Капризы и прихоти коммунистических вождей не означали, однако, победы принципа личности в коммунистическом обществе, — как это мог бы заявить, положим, тот же Гегель, усматривавший в деспотизме неограниченного владыки становление в истории самой идеи личности и ее свободы. Жизнь при коммунизме, несмотря на ее тотальную идеократичность (термин А. Безансона), дала пример превращения социологии в зоотехнику: animal farm, скотский хутор. Свобода тоталитарного диктатора — свобода пастуха. Его можно, конечно, переименовать, на ветхозаветный манер и в соответствии с идеологемами Достоевского, в «пастыря», но приобретет ли он от такого переименования качества Великого Инквизитора, взявшего на себя тяжкое бремя познания добра и зла? Русский опыт показывает, что тип тоталитарного диктатора даже на вершинах своих — это обнаглевшая посредственность, человек массы. Управляющие и управляемые — камни, различествующие только весом. У них только одна свобода — падения. Произвол, каприз и прихоть не создают личности.
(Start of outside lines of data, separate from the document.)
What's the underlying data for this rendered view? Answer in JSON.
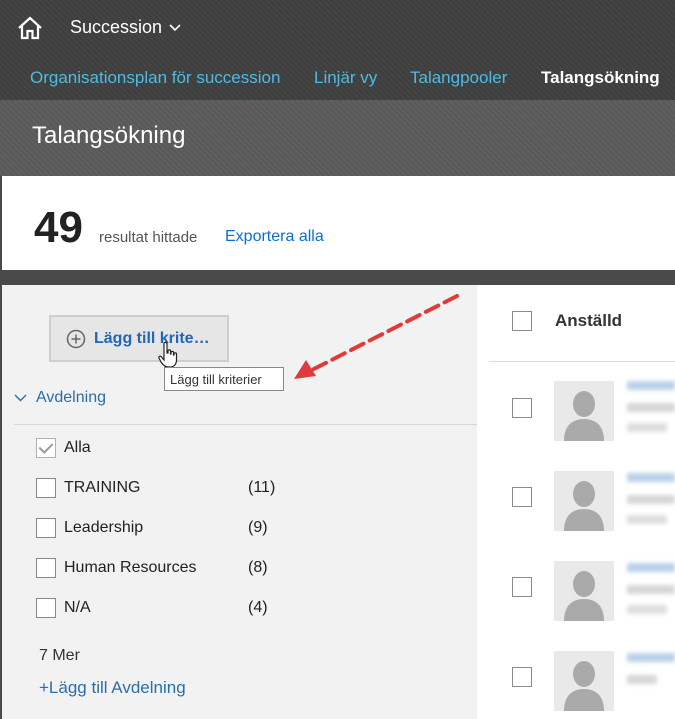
{
  "header": {
    "module": "Succession",
    "tabs": [
      {
        "label": "Organisationsplan för succession",
        "active": false
      },
      {
        "label": "Linjär vy",
        "active": false
      },
      {
        "label": "Talangpooler",
        "active": false
      },
      {
        "label": "Talangsökning",
        "active": true
      }
    ]
  },
  "page": {
    "title": "Talangsökning"
  },
  "results": {
    "count": "49",
    "found_label": "resultat hittade",
    "export_label": "Exportera alla"
  },
  "filters": {
    "add_button_label": "Lägg till krite…",
    "tooltip": "Lägg till kriterier",
    "section": {
      "title": "Avdelning",
      "options": [
        {
          "label": "Alla",
          "count": "",
          "checked": true
        },
        {
          "label": "TRAINING",
          "count": "(11)",
          "checked": false
        },
        {
          "label": "Leadership",
          "count": "(9)",
          "checked": false
        },
        {
          "label": "Human Resources",
          "count": "(8)",
          "checked": false
        },
        {
          "label": "N/A",
          "count": "(4)",
          "checked": false
        }
      ],
      "more_label": "7 Mer",
      "add_label": "+Lägg till Avdelning"
    }
  },
  "employees": {
    "column_header": "Anställd"
  },
  "colors": {
    "link": "#0a6ed1",
    "tab_link": "#4dbbe6",
    "annotation_arrow": "#e03a3a"
  }
}
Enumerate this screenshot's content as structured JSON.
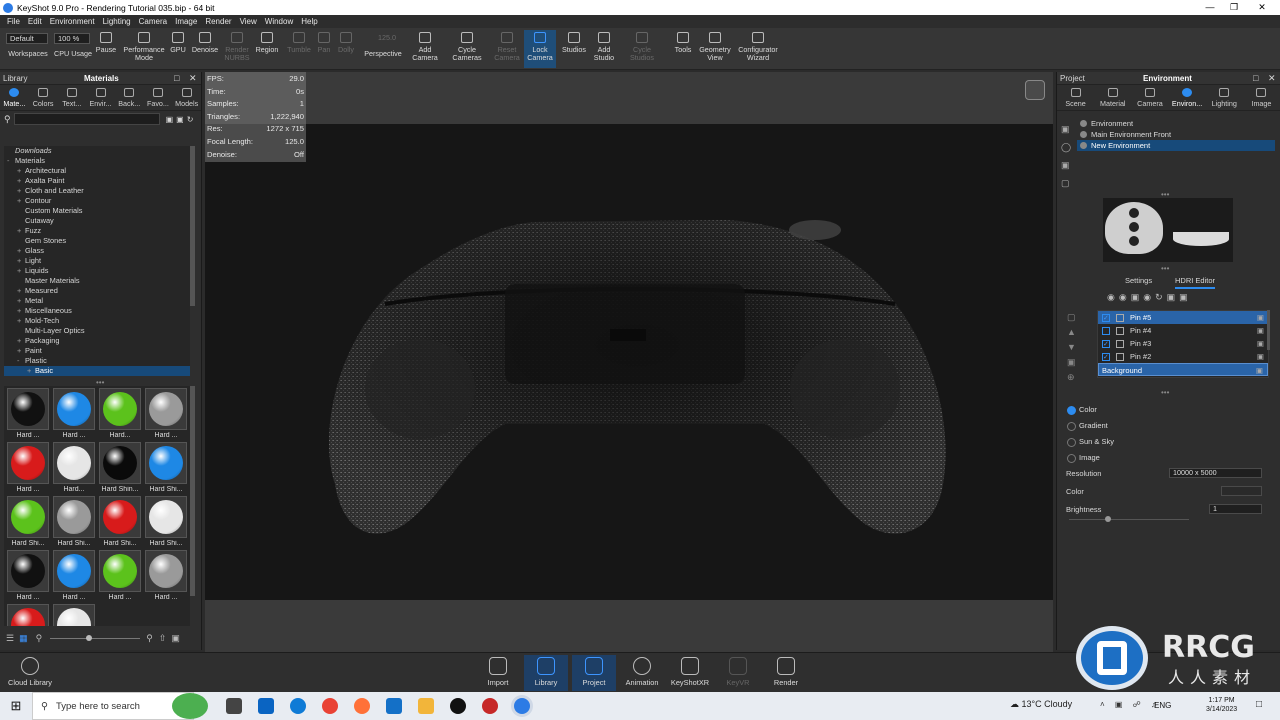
{
  "window": {
    "title": "KeyShot 9.0 Pro  -  Rendering Tutorial 035.bip  -  64 bit"
  },
  "menu": [
    "File",
    "Edit",
    "Environment",
    "Lighting",
    "Camera",
    "Image",
    "Render",
    "View",
    "Window",
    "Help"
  ],
  "toolbar": {
    "workspace_value": "Default",
    "cpu_value": "100 %",
    "focal_value": "125.0",
    "buttons": [
      {
        "label": "Workspaces",
        "enabled": true
      },
      {
        "label": "CPU Usage",
        "enabled": true
      },
      {
        "label": "Pause",
        "enabled": true
      },
      {
        "label": "Performance Mode",
        "enabled": true
      },
      {
        "label": "GPU",
        "enabled": true
      },
      {
        "label": "Denoise",
        "enabled": true
      },
      {
        "label": "Render NURBS",
        "enabled": false
      },
      {
        "label": "Region",
        "enabled": true
      },
      {
        "label": "Tumble",
        "enabled": false
      },
      {
        "label": "Pan",
        "enabled": false
      },
      {
        "label": "Dolly",
        "enabled": false
      },
      {
        "label": "Perspective",
        "enabled": true
      },
      {
        "label": "Add Camera",
        "enabled": true
      },
      {
        "label": "Cycle Cameras",
        "enabled": true
      },
      {
        "label": "Reset Camera",
        "enabled": false
      },
      {
        "label": "Lock Camera",
        "enabled": true,
        "active": true
      },
      {
        "label": "Studios",
        "enabled": true
      },
      {
        "label": "Add Studio",
        "enabled": true
      },
      {
        "label": "Cycle Studios",
        "enabled": false
      },
      {
        "label": "Tools",
        "enabled": true
      },
      {
        "label": "Geometry View",
        "enabled": true
      },
      {
        "label": "Configurator Wizard",
        "enabled": true
      }
    ]
  },
  "library": {
    "header_left": "Library",
    "header_title": "Materials",
    "tabs": [
      "Mate...",
      "Colors",
      "Text...",
      "Envir...",
      "Back...",
      "Favo...",
      "Models"
    ],
    "tree": [
      {
        "label": "Downloads",
        "level": 0,
        "italic": true
      },
      {
        "label": "Materials",
        "level": 0,
        "expander": "-"
      },
      {
        "label": "Architectural",
        "level": 1,
        "expander": "+"
      },
      {
        "label": "Axalta Paint",
        "level": 1,
        "expander": "+"
      },
      {
        "label": "Cloth and Leather",
        "level": 1,
        "expander": "+"
      },
      {
        "label": "Contour",
        "level": 1,
        "expander": "+"
      },
      {
        "label": "Custom Materials",
        "level": 1
      },
      {
        "label": "Cutaway",
        "level": 1
      },
      {
        "label": "Fuzz",
        "level": 1,
        "expander": "+"
      },
      {
        "label": "Gem Stones",
        "level": 1
      },
      {
        "label": "Glass",
        "level": 1,
        "expander": "+"
      },
      {
        "label": "Light",
        "level": 1,
        "expander": "+"
      },
      {
        "label": "Liquids",
        "level": 1,
        "expander": "+"
      },
      {
        "label": "Master Materials",
        "level": 1
      },
      {
        "label": "Measured",
        "level": 1,
        "expander": "+"
      },
      {
        "label": "Metal",
        "level": 1,
        "expander": "+"
      },
      {
        "label": "Miscellaneous",
        "level": 1,
        "expander": "+"
      },
      {
        "label": "Mold-Tech",
        "level": 1,
        "expander": "+"
      },
      {
        "label": "Multi-Layer Optics",
        "level": 1
      },
      {
        "label": "Packaging",
        "level": 1,
        "expander": "+"
      },
      {
        "label": "Paint",
        "level": 1,
        "expander": "+"
      },
      {
        "label": "Plastic",
        "level": 1,
        "expander": "-"
      },
      {
        "label": "Basic",
        "level": 2,
        "expander": "+",
        "selected": true
      }
    ],
    "thumbnails": [
      {
        "label": "Hard ...",
        "color": "#111111"
      },
      {
        "label": "Hard ...",
        "color": "#1e88e5"
      },
      {
        "label": "Hard...",
        "color": "#5cc21c"
      },
      {
        "label": "Hard ...",
        "color": "#9a9a9a"
      },
      {
        "label": "Hard ...",
        "color": "#d81b1b"
      },
      {
        "label": "Hard...",
        "color": "#e6e6e6"
      },
      {
        "label": "Hard Shin...",
        "color": "#0a0a0a"
      },
      {
        "label": "Hard Shi...",
        "color": "#1e88e5"
      },
      {
        "label": "Hard Shi...",
        "color": "#5cc21c"
      },
      {
        "label": "Hard Shi...",
        "color": "#9a9a9a"
      },
      {
        "label": "Hard Shi...",
        "color": "#d81b1b"
      },
      {
        "label": "Hard Shi...",
        "color": "#e6e6e6"
      },
      {
        "label": "Hard ...",
        "color": "#111111"
      },
      {
        "label": "Hard ...",
        "color": "#1e88e5"
      },
      {
        "label": "Hard ...",
        "color": "#5cc21c"
      },
      {
        "label": "Hard ...",
        "color": "#9a9a9a"
      },
      {
        "label": "",
        "color": "#d81b1b"
      },
      {
        "label": "",
        "color": "#e6e6e6"
      }
    ]
  },
  "stats": [
    {
      "k": "FPS:",
      "v": "29.0"
    },
    {
      "k": "Time:",
      "v": "0s"
    },
    {
      "k": "Samples:",
      "v": "1"
    },
    {
      "k": "Triangles:",
      "v": "1,222,940"
    },
    {
      "k": "Res:",
      "v": "1272 x 715"
    },
    {
      "k": "Focal Length:",
      "v": "125.0"
    },
    {
      "k": "Denoise:",
      "v": "Off"
    }
  ],
  "project": {
    "header_left": "Project",
    "header_title": "Environment",
    "tabs": [
      "Scene",
      "Material",
      "Camera",
      "Environ...",
      "Lighting",
      "Image"
    ],
    "environments": [
      {
        "label": "Environment",
        "selected": false
      },
      {
        "label": "Main Environment Front",
        "selected": false
      },
      {
        "label": "New Environment",
        "selected": true
      }
    ],
    "subtabs": [
      "Settings",
      "HDRI Editor"
    ],
    "pins": [
      {
        "label": "Pin #5",
        "checked": true,
        "selected": true
      },
      {
        "label": "Pin #4",
        "checked": false,
        "selected": false
      },
      {
        "label": "Pin #3",
        "checked": true,
        "selected": false
      },
      {
        "label": "Pin #2",
        "checked": true,
        "selected": false
      },
      {
        "label": "Background",
        "checked": false,
        "selected": true,
        "background": true
      }
    ],
    "bg_options": [
      {
        "label": "Color",
        "on": true
      },
      {
        "label": "Gradient",
        "on": false
      },
      {
        "label": "Sun & Sky",
        "on": false
      },
      {
        "label": "Image",
        "on": false
      }
    ],
    "resolution_label": "Resolution",
    "resolution_value": "10000 x 5000",
    "color_label": "Color",
    "brightness_label": "Brightness",
    "brightness_value": "1"
  },
  "bottom": [
    {
      "label": "Cloud Library",
      "enabled": true
    },
    {
      "label": "Import",
      "enabled": true
    },
    {
      "label": "Library",
      "enabled": true,
      "active": true
    },
    {
      "label": "Project",
      "enabled": true,
      "active": true
    },
    {
      "label": "Animation",
      "enabled": true
    },
    {
      "label": "KeyShotXR",
      "enabled": true
    },
    {
      "label": "KeyVR",
      "enabled": false
    },
    {
      "label": "Render",
      "enabled": true
    }
  ],
  "taskbar": {
    "search_placeholder": "Type here to search",
    "weather": "13°C  Cloudy",
    "lang": "ENG",
    "time": "1:17 PM",
    "date": "3/14/2023"
  },
  "watermark": {
    "brand": "RRCG",
    "sub": "人人素材"
  }
}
Люди, способные формулировать глубинный опыт пребывания в ГУЛаге (Варлам Шаламов, из новых — Валерий Абрамкин, сидевший уже в самые последние, предгорбачевские и первые горбачевские годы), говорят, что этот опыт парадоксален своей (употребим известный термин) банальностью: он ничему не учит, он бесполезен, как-то гнусно нейтрален, никчемен. Никакого «религиозного углубления» он не дает, все разговоры об этом — стилизация, «архискверное подражание архискверному Достоевскому», как сказал бы незабвенный Ильич. Это действительно опыт «щепок», которые «летят». Но это и есть марксизм в действии, история как естественный процесс — и человек как материальный предмет.

Валерий Абрамкин назвал свой советский тюремный опыт опытом внетрагедийного существования. Это едва ли не самое страшное из всего когда-либо сказанного о коммунизме. Советский эксперимент в конечном анализе лишается даже сурового достоинства рокового несчастья. Античная трагедия невозможна без героя и его роковой судьбы; коммунистический рок отменяет самую категорию героя, делая ее всеобщим определением: «у нас героем становится любой». А Прометеев орел в ГУЛаге — прозаический «вертухай», отнюдь не Довлатов.
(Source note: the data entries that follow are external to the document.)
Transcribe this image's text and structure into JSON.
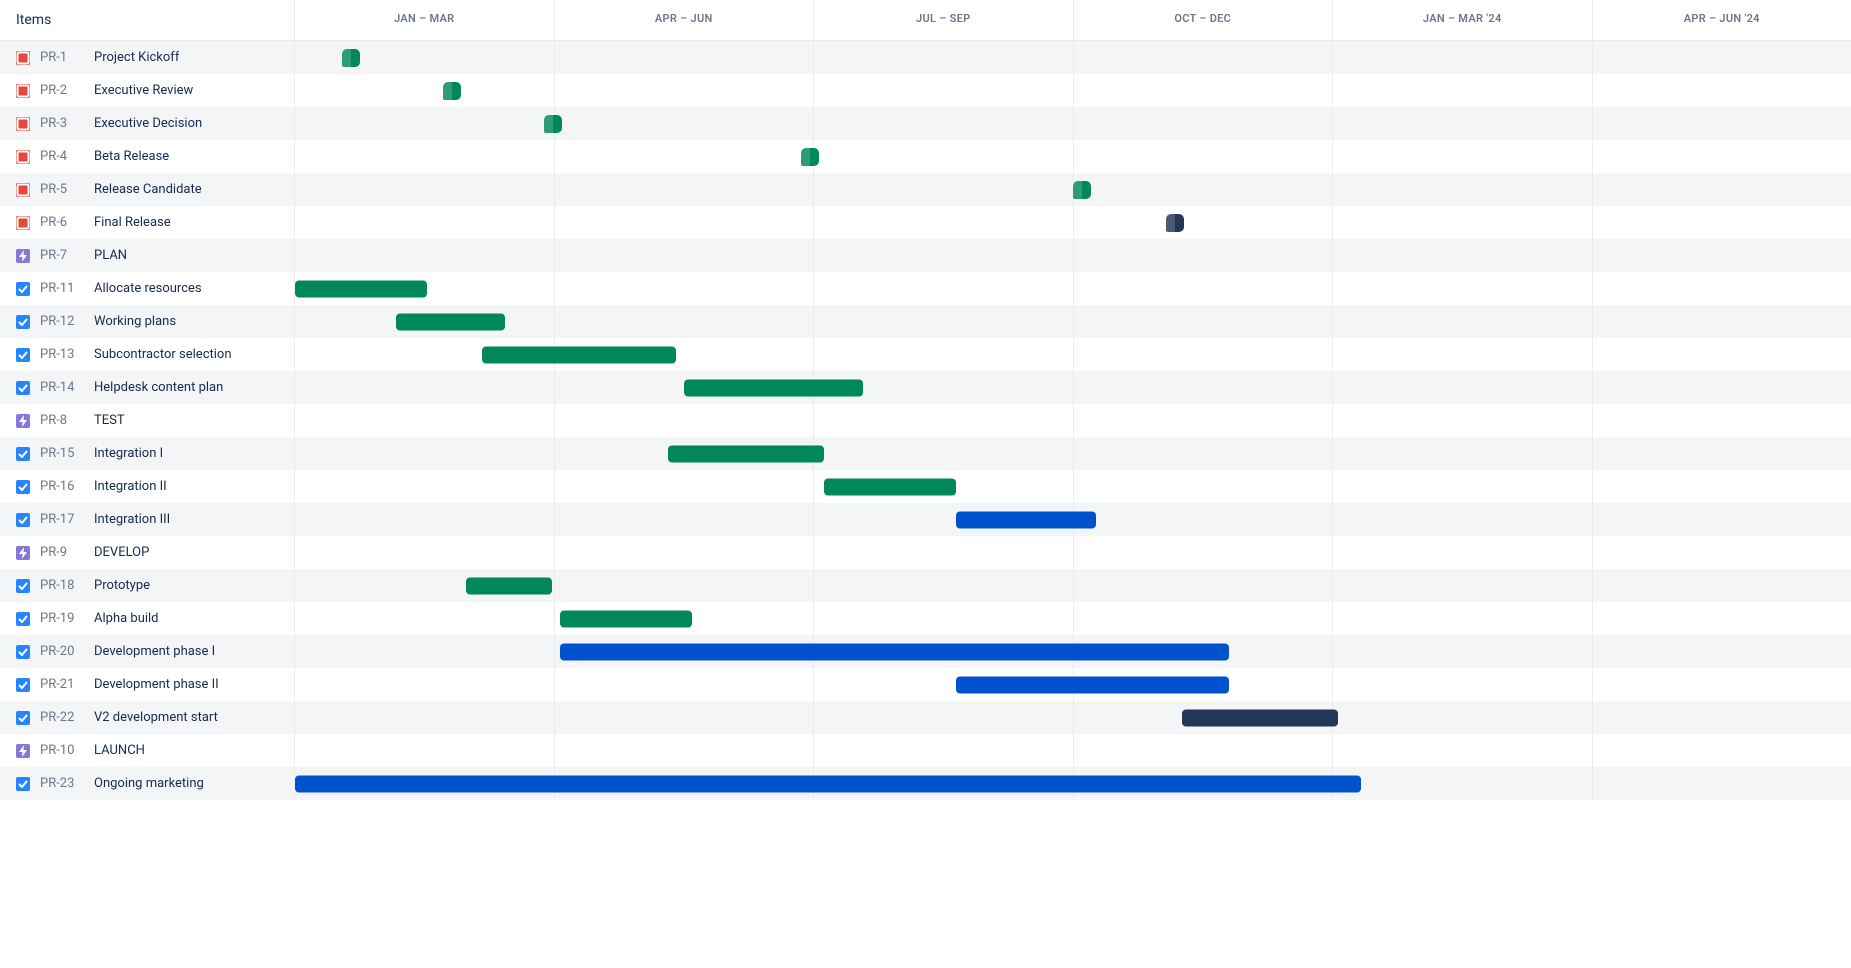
{
  "header": {
    "items_label": "Items",
    "periods": [
      "JAN – MAR",
      "APR – JUN",
      "JUL – SEP",
      "OCT – DEC",
      "JAN – MAR '24",
      "APR – JUN '24"
    ]
  },
  "rows": [
    {
      "key": "PR-1",
      "summary": "Project Kickoff",
      "type": "milestone",
      "shape": "milestone",
      "color": "green",
      "start": 3.0
    },
    {
      "key": "PR-2",
      "summary": "Executive Review",
      "type": "milestone",
      "shape": "milestone",
      "color": "green",
      "start": 9.5
    },
    {
      "key": "PR-3",
      "summary": "Executive Decision",
      "type": "milestone",
      "shape": "milestone",
      "color": "green",
      "start": 16.0
    },
    {
      "key": "PR-4",
      "summary": "Beta Release",
      "type": "milestone",
      "shape": "milestone",
      "color": "green",
      "start": 32.5
    },
    {
      "key": "PR-5",
      "summary": "Release Candidate",
      "type": "milestone",
      "shape": "milestone",
      "color": "green",
      "start": 50.0
    },
    {
      "key": "PR-6",
      "summary": "Final Release",
      "type": "milestone",
      "shape": "milestone",
      "color": "navy",
      "start": 56.0
    },
    {
      "key": "PR-7",
      "summary": "PLAN",
      "type": "epic"
    },
    {
      "key": "PR-11",
      "summary": "Allocate resources",
      "type": "task",
      "shape": "bar",
      "color": "green",
      "start": 0.0,
      "width": 8.5
    },
    {
      "key": "PR-12",
      "summary": "Working plans",
      "type": "task",
      "shape": "bar",
      "color": "green",
      "start": 6.5,
      "width": 7.0
    },
    {
      "key": "PR-13",
      "summary": "Subcontractor selection",
      "type": "task",
      "shape": "bar",
      "color": "green",
      "start": 12.0,
      "width": 12.5
    },
    {
      "key": "PR-14",
      "summary": "Helpdesk content plan",
      "type": "task",
      "shape": "bar",
      "color": "green",
      "start": 25.0,
      "width": 11.5
    },
    {
      "key": "PR-8",
      "summary": "TEST",
      "type": "epic"
    },
    {
      "key": "PR-15",
      "summary": "Integration I",
      "type": "task",
      "shape": "bar",
      "color": "green",
      "start": 24.0,
      "width": 10.0
    },
    {
      "key": "PR-16",
      "summary": "Integration II",
      "type": "task",
      "shape": "bar",
      "color": "green",
      "start": 34.0,
      "width": 8.5
    },
    {
      "key": "PR-17",
      "summary": "Integration III",
      "type": "task",
      "shape": "bar",
      "color": "blue",
      "start": 42.5,
      "width": 9.0
    },
    {
      "key": "PR-9",
      "summary": "DEVELOP",
      "type": "epic"
    },
    {
      "key": "PR-18",
      "summary": "Prototype",
      "type": "task",
      "shape": "bar",
      "color": "green",
      "start": 11.0,
      "width": 5.5
    },
    {
      "key": "PR-19",
      "summary": "Alpha build",
      "type": "task",
      "shape": "bar",
      "color": "green",
      "start": 17.0,
      "width": 8.5
    },
    {
      "key": "PR-20",
      "summary": "Development phase I",
      "type": "task",
      "shape": "bar",
      "color": "blue",
      "start": 17.0,
      "width": 43.0
    },
    {
      "key": "PR-21",
      "summary": "Development phase II",
      "type": "task",
      "shape": "bar",
      "color": "blue",
      "start": 42.5,
      "width": 17.5
    },
    {
      "key": "PR-22",
      "summary": "V2 development start",
      "type": "task",
      "shape": "bar",
      "color": "navy",
      "start": 57.0,
      "width": 10.0
    },
    {
      "key": "PR-10",
      "summary": "LAUNCH",
      "type": "epic"
    },
    {
      "key": "PR-23",
      "summary": "Ongoing marketing",
      "type": "task",
      "shape": "bar",
      "color": "blue",
      "start": 0.0,
      "width": 68.5
    }
  ],
  "icons": {
    "milestone": "milestone-icon",
    "epic": "epic-icon",
    "task": "task-icon"
  },
  "chart_data": {
    "type": "gantt",
    "time_axis": [
      "JAN – MAR",
      "APR – JUN",
      "JUL – SEP",
      "OCT – DEC",
      "JAN – MAR '24",
      "APR – JUN '24"
    ],
    "unit": "percent_of_timeline",
    "tasks": [
      {
        "id": "PR-1",
        "name": "Project Kickoff",
        "kind": "milestone",
        "at": 3.0,
        "status": "done"
      },
      {
        "id": "PR-2",
        "name": "Executive Review",
        "kind": "milestone",
        "at": 9.5,
        "status": "done"
      },
      {
        "id": "PR-3",
        "name": "Executive Decision",
        "kind": "milestone",
        "at": 16.0,
        "status": "done"
      },
      {
        "id": "PR-4",
        "name": "Beta Release",
        "kind": "milestone",
        "at": 32.5,
        "status": "done"
      },
      {
        "id": "PR-5",
        "name": "Release Candidate",
        "kind": "milestone",
        "at": 50.0,
        "status": "done"
      },
      {
        "id": "PR-6",
        "name": "Final Release",
        "kind": "milestone",
        "at": 56.0,
        "status": "todo"
      },
      {
        "id": "PR-7",
        "name": "PLAN",
        "kind": "group"
      },
      {
        "id": "PR-11",
        "name": "Allocate resources",
        "kind": "task",
        "start": 0.0,
        "end": 8.5,
        "status": "done"
      },
      {
        "id": "PR-12",
        "name": "Working plans",
        "kind": "task",
        "start": 6.5,
        "end": 13.5,
        "status": "done"
      },
      {
        "id": "PR-13",
        "name": "Subcontractor selection",
        "kind": "task",
        "start": 12.0,
        "end": 24.5,
        "status": "done"
      },
      {
        "id": "PR-14",
        "name": "Helpdesk content plan",
        "kind": "task",
        "start": 25.0,
        "end": 36.5,
        "status": "done"
      },
      {
        "id": "PR-8",
        "name": "TEST",
        "kind": "group"
      },
      {
        "id": "PR-15",
        "name": "Integration I",
        "kind": "task",
        "start": 24.0,
        "end": 34.0,
        "status": "done"
      },
      {
        "id": "PR-16",
        "name": "Integration II",
        "kind": "task",
        "start": 34.0,
        "end": 42.5,
        "status": "done"
      },
      {
        "id": "PR-17",
        "name": "Integration III",
        "kind": "task",
        "start": 42.5,
        "end": 51.5,
        "status": "in_progress"
      },
      {
        "id": "PR-9",
        "name": "DEVELOP",
        "kind": "group"
      },
      {
        "id": "PR-18",
        "name": "Prototype",
        "kind": "task",
        "start": 11.0,
        "end": 16.5,
        "status": "done"
      },
      {
        "id": "PR-19",
        "name": "Alpha build",
        "kind": "task",
        "start": 17.0,
        "end": 25.5,
        "status": "done"
      },
      {
        "id": "PR-20",
        "name": "Development phase I",
        "kind": "task",
        "start": 17.0,
        "end": 60.0,
        "status": "in_progress"
      },
      {
        "id": "PR-21",
        "name": "Development phase II",
        "kind": "task",
        "start": 42.5,
        "end": 60.0,
        "status": "in_progress"
      },
      {
        "id": "PR-22",
        "name": "V2 development start",
        "kind": "task",
        "start": 57.0,
        "end": 67.0,
        "status": "todo"
      },
      {
        "id": "PR-10",
        "name": "LAUNCH",
        "kind": "group"
      },
      {
        "id": "PR-23",
        "name": "Ongoing marketing",
        "kind": "task",
        "start": 0.0,
        "end": 68.5,
        "status": "in_progress"
      }
    ]
  }
}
Высшее достижение тоталитарного диктатора, триумф, победивший всё и вся силы, свобода по-советски — реализованная возможность умереть в своей кровати: банальный конец любого буржуа. Так лейтенант Советской Армии в Афганистане — этот «агрессор», «империалистический захватчик», «неоколонизатор» — сладкий плод победы обретает в дешевом ковре, купленном на кабульском базаре — без очереди и без предварительной записи!

В России все это вроде бы кончилось, — эта эпоха и эта история. Реализовался старый советский анекдот.

Посетитель в кафе официанту:

— Омлет, кофе и газету «Правда».

Официант приносит все, кроме газеты. Посетитель:

— А где «Правда»?

Официант:

— Газета «Правда» больше не выходит.

— Почему?

— Потому что советская власть кончилась.

На следующий день — тот же диалог. Это повторяется раза три. На четвертый раз потерявший терпение официант орет:

— Сколько раз вам нужно говорить, что советская власть кончилась?!

— Говорите, голубчик, говорите…

Жизнь внесла в эту когда-то фантастическую сценку только один корректив: исчезли скорее яйца и кофе, а газета «Правда» продолжает выходить и без коммунизма.

Еще одна шутка. В русской газете (не «Правде») появилась карикатура: на стене — старый советский лозунг «Ленин жил, Ленин жив, Ленин будет жив», лишенный двух последних слов, и сам Ильич, поднявшись на цыпочки, его дописывает: «вас переживет».

Коммунизм кончился только в России — даже не на всей территории бывшего Советского Союза: пространство отнюдь не всеохватное. Тем более не следует говорить о времени: будто кончилась эпоха коммунизма. Когда-то Ленин говорил, что дело коммунизма можно считать выигранным в мировом масштабе, если Россия увлечет за собой Китай и Индию. Здесь важно указание на внеевропейские измерения этого процесса. Ленин имел в виду геополитическую реальность, получившую ныне название «третьего мира». Тут сама природа как бы включается в пресловутый «революционный процесс»: people bomb, демографические сдвиги, неконтролируемый рост населения слаборазвитых стран, приливной избыток которого выплескивается на «атлантические» берега.